Guo is a pioneer of RNA nanotechnology, developing RNA particles that target tumors. His work has led to several discoveries: the RNA rubbery property that leads to more efficient cancer targeting without toxicity, novel methods for lung and liver cancer therapies, and a simple and fast method for diagnosing COVID-19 earlier in infection.
He first proposed the concept that cells have many small RNA molecules with novel yet undiscovered functions, and named them “sRNA.” Guo is the founder and chairman of the board of directors of ExonanoRNA LLC. He has raised more than $4 million of funding for the company to develop RNA nanoparticles for cancer therapy.
Guo’s award was announced at the annual Research and Innovation Showcase, co-hosted by the Office of Research and the Office of Innovation and Economic Development, formerly known as the Corporate Engagement Office. President Kristina M. Johnson congratulated all of the finalists and encouraged them as they moved forward in their careers.
“I can tell you firsthand that the road from invention to commercialization can be long and circuitous, but it’s definitely worth it,” she said. “Moving discoveries into the marketplace from the lab is one of my proudest accomplishments as an academic, and there was nothing quite like knowing that years of work in the lab have helped an industry advance, or made our food supply safer, or improved diagnostic testing or saved lives.”
Grace Wang, executive vice president for Research, Innovation and Knowledge, discussed her vision for the future of creative discoveries at Ohio State.
“The societal challenges we are facing today call for large-scale, highly interdisciplinary research efforts. This is an exciting time for life sciences, physical sciences, social sciences, engineering, arts and humanities – because we have the opportunities to explore many unchartered areas at the interfaces of these disciplines – it is all about how creative we can be,” Wang said.
The Early Career Innovator of the Year award for early career faculty and the Next Generation Innovator of the Year award, granted to students (undergraduate and graduate) or postdocs, were also announced.
The Early Career Innovator of the Year award was presented to Abraham Badu-Tawiah, associate professor in the Department of Chemistry and Biochemistry.
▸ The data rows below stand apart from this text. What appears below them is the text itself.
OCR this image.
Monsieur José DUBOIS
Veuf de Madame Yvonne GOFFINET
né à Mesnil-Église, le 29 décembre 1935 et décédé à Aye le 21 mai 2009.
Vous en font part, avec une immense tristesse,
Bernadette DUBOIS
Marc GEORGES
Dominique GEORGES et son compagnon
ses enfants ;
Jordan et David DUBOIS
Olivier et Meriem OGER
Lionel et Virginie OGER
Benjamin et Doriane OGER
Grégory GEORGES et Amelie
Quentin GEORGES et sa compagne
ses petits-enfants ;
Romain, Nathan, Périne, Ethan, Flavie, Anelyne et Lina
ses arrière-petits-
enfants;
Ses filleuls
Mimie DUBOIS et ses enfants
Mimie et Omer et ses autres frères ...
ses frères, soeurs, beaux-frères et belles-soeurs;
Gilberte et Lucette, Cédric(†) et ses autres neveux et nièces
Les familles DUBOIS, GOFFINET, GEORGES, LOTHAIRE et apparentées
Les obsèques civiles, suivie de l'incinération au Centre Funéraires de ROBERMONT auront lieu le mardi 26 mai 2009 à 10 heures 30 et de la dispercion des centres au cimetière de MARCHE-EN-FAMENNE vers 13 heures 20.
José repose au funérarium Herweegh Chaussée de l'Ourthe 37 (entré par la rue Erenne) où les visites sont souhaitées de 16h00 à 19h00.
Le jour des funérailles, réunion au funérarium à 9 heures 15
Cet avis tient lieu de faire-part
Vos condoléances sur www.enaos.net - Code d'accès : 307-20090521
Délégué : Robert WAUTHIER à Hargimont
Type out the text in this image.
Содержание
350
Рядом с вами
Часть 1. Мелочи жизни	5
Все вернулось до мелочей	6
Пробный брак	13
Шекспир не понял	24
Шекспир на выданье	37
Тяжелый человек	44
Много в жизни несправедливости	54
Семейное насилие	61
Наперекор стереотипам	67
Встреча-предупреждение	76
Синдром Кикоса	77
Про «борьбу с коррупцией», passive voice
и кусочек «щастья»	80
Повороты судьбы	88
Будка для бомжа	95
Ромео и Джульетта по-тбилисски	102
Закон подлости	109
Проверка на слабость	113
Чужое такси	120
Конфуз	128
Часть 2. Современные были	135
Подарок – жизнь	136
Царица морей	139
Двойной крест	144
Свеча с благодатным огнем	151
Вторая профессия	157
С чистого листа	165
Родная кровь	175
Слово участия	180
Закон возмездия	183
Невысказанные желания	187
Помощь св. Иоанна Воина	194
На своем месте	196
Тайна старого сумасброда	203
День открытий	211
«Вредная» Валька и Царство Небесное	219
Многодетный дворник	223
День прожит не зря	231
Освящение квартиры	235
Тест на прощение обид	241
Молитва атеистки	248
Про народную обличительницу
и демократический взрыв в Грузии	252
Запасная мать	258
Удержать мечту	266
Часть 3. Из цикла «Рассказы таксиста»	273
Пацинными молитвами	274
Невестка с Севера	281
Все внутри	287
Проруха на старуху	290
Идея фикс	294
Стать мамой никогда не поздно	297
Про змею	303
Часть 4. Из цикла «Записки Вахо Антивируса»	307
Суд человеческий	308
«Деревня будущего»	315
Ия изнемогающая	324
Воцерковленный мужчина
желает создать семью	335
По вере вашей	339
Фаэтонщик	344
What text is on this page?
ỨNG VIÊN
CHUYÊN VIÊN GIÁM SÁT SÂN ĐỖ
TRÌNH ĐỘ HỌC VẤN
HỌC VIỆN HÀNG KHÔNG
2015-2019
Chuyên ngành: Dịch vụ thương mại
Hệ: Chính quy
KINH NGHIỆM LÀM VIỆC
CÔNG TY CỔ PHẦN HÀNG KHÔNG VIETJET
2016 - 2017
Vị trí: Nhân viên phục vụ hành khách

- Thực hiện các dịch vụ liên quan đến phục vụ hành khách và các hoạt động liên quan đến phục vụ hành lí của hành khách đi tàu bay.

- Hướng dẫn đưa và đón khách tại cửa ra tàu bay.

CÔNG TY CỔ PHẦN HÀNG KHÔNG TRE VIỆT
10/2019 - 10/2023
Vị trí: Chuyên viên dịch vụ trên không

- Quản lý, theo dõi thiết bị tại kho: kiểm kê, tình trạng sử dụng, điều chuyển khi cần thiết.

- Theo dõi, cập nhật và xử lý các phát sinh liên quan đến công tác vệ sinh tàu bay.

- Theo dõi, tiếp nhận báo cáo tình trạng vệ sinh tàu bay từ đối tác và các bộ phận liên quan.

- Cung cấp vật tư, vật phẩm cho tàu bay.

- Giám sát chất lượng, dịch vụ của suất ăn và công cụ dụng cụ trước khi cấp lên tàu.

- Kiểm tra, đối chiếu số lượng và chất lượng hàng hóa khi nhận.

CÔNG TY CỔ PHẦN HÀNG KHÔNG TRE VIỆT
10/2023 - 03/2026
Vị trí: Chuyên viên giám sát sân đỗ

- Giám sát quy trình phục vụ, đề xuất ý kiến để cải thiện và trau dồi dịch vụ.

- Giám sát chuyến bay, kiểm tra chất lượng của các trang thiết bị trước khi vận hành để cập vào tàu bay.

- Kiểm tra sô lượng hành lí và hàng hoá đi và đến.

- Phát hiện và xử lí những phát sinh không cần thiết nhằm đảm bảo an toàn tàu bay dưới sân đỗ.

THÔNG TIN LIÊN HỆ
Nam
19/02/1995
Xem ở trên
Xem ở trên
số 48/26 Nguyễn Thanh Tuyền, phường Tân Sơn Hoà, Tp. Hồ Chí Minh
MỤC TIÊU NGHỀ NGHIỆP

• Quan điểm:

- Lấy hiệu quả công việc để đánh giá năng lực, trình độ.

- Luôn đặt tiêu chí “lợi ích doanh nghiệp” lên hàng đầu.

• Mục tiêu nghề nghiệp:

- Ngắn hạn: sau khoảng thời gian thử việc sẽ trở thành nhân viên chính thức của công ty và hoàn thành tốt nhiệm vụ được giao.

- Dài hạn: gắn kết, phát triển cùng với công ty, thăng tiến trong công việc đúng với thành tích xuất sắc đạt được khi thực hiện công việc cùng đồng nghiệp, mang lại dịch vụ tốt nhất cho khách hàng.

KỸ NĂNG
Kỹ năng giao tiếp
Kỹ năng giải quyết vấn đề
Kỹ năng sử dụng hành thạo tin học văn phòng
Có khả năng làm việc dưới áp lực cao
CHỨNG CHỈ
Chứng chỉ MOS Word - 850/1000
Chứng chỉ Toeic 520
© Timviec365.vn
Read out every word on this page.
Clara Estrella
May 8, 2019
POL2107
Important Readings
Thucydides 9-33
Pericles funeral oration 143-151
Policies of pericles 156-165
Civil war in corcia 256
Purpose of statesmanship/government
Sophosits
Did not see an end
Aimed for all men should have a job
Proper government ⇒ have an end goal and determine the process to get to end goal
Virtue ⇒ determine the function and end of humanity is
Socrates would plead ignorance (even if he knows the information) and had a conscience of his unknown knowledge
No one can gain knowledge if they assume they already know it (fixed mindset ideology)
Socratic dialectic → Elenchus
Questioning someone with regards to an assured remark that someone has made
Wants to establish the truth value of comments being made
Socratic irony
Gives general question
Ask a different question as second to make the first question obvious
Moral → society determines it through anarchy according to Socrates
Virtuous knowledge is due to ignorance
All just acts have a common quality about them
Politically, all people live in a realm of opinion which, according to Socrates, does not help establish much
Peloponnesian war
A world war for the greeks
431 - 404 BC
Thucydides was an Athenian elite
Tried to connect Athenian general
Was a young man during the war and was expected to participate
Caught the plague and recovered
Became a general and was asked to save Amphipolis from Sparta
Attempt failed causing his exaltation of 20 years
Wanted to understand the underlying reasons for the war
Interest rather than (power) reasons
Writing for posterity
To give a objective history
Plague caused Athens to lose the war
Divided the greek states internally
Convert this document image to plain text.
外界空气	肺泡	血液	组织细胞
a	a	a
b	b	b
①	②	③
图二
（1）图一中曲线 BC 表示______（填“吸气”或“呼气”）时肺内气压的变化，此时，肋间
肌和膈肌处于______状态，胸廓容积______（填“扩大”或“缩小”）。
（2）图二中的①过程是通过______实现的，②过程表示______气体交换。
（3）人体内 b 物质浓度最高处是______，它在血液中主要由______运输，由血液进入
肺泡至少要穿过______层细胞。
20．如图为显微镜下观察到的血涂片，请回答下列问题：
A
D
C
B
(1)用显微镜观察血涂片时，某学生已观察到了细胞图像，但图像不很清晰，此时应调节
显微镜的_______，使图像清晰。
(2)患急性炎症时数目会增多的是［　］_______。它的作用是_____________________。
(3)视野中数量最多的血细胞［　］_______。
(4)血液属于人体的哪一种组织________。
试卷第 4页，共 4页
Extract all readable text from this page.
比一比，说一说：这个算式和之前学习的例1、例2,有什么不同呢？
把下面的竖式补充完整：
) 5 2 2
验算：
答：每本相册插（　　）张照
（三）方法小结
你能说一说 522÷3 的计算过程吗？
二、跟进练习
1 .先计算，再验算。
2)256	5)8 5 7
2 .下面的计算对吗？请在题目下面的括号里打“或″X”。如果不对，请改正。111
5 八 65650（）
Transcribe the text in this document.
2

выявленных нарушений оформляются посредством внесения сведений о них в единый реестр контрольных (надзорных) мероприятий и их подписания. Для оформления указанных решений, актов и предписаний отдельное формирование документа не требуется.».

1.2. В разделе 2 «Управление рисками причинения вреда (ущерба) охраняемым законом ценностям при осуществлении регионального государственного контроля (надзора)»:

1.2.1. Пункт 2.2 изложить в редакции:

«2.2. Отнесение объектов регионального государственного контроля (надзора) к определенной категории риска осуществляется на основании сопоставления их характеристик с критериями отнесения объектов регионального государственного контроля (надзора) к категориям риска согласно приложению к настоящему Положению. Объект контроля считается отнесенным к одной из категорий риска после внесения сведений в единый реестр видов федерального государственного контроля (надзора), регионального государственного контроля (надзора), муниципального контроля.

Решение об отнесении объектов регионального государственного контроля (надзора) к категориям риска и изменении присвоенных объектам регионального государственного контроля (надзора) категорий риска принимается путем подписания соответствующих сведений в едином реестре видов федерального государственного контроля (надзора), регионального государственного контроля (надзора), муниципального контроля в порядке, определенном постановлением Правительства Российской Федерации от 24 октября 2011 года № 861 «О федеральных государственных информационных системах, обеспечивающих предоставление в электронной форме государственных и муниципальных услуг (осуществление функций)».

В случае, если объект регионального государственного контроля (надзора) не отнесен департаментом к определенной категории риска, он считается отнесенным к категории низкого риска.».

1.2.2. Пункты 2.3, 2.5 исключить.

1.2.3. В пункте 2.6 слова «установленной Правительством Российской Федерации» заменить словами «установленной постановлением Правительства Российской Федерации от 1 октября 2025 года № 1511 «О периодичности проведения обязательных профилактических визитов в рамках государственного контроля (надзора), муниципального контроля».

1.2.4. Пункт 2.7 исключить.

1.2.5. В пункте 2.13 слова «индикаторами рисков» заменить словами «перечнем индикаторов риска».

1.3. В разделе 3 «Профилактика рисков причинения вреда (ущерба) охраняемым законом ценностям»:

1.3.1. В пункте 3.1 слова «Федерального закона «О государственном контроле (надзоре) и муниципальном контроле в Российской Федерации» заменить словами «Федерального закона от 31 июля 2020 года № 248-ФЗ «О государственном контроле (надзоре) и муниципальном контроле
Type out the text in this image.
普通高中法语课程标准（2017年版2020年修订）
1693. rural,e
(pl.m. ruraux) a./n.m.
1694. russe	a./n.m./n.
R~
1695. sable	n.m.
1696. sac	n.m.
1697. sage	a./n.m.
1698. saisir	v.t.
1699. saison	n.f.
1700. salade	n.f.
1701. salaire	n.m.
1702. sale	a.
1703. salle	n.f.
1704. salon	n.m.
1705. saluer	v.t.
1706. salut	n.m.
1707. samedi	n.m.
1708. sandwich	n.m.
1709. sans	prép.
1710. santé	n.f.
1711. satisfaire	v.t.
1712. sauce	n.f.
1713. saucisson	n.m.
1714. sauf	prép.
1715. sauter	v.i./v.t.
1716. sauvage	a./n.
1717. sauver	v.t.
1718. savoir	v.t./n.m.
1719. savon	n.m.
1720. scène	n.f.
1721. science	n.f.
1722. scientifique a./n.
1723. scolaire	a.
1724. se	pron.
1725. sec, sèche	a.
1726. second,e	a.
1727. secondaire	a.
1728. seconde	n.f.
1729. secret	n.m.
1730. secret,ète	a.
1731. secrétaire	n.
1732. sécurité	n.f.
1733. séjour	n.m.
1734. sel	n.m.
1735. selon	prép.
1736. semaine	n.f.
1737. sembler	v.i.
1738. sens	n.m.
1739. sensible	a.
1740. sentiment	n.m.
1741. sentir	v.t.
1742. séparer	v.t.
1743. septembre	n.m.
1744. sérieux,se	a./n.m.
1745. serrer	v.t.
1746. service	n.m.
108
His research focuses on accelerated droplet chemistry, which allows fast reactivity for disease detection and analytical applications.
Jenny Barker, a postdoctoral research fellow in the Department of Plastic and Reconstructive Surgery, and Caroline Karbowski, a third-year pursuing a biology major with and minors in chemistry and American Sign Language, were named the Next Generation Innovators of the Year.
Barker is pursuing the development of technologies at the interface between patients and biomaterials to improve outcomes in reconstructive surgery. Karbowski’s created See3D, a nonprofit that has organized the printing and distribution of over 1,400 3D printed models for people who are blind. Karbowski was nominated by the College of Nursing.